Rosekind admitted in his speech that his position on seat belts for school buses is a departure for the highway safety agency, but he said the new recommendation in favor of seat belts is “consistent with decades of progress in raising seat belts in the minds of the public from novelty to nuisance to ‘the car doesn’t move until I hear that click.’
“Seat belts are icons of safety,” he said. “And that makes them the single most effective thing we can provide to improve the confidence of parents, policymakers and children. Without seat belts on buses, there is a gaping, obvious hole in our safety measures that sparks questions all of us have to answer. With seat belts, we can build momentum for student pedestrian safety, enhanced enforcement, and more.”
Lawmakers who support increasing the use of seat belts cheered the highway safety administration for making the recommendation, although the agency stopped short of issuing a new mandate.
“This highly significant safety step will literally save lives – in fact our youngest and most important lives,” Sen.
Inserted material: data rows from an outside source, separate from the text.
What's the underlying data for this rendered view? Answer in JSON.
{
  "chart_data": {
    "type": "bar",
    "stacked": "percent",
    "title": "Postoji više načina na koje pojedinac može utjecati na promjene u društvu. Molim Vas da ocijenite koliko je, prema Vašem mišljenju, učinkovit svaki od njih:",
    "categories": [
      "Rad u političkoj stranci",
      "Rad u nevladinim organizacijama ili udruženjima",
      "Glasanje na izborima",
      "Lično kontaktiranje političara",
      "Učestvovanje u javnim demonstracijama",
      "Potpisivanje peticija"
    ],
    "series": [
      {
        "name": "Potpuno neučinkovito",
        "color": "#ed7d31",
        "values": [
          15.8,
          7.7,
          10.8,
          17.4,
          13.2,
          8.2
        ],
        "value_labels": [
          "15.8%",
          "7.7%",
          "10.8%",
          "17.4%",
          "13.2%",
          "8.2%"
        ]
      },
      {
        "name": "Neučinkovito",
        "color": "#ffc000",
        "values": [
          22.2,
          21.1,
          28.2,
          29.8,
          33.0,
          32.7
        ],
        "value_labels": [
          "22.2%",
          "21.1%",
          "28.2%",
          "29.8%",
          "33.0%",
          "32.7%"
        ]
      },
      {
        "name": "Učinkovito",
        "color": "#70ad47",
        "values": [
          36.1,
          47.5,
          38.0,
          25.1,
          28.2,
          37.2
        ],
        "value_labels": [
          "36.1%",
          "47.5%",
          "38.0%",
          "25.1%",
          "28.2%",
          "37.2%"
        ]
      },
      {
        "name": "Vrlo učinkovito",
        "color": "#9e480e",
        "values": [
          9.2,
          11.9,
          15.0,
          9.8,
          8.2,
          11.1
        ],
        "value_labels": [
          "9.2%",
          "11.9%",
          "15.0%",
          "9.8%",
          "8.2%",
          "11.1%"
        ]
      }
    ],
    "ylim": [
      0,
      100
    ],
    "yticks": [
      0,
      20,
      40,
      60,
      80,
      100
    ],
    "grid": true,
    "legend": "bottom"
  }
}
Richard Blumenthal (D-Conn.) said in a statement, although he cautioned about potential resistance from bus industry groups.
“Expect to hear all the specious, tired arguments about the expense of retrofitting buses and the need to conduct cost-benefit analyses to determine whether this move is worth it,” Blumenthal continued. “The irrefutable fact is that every child’s life saved by a seat belt is well worth the cost. Public policy should never put profits and bottom lines above children’s lives. I will fight to push NHTSA to complete this goal as quickly as possible.”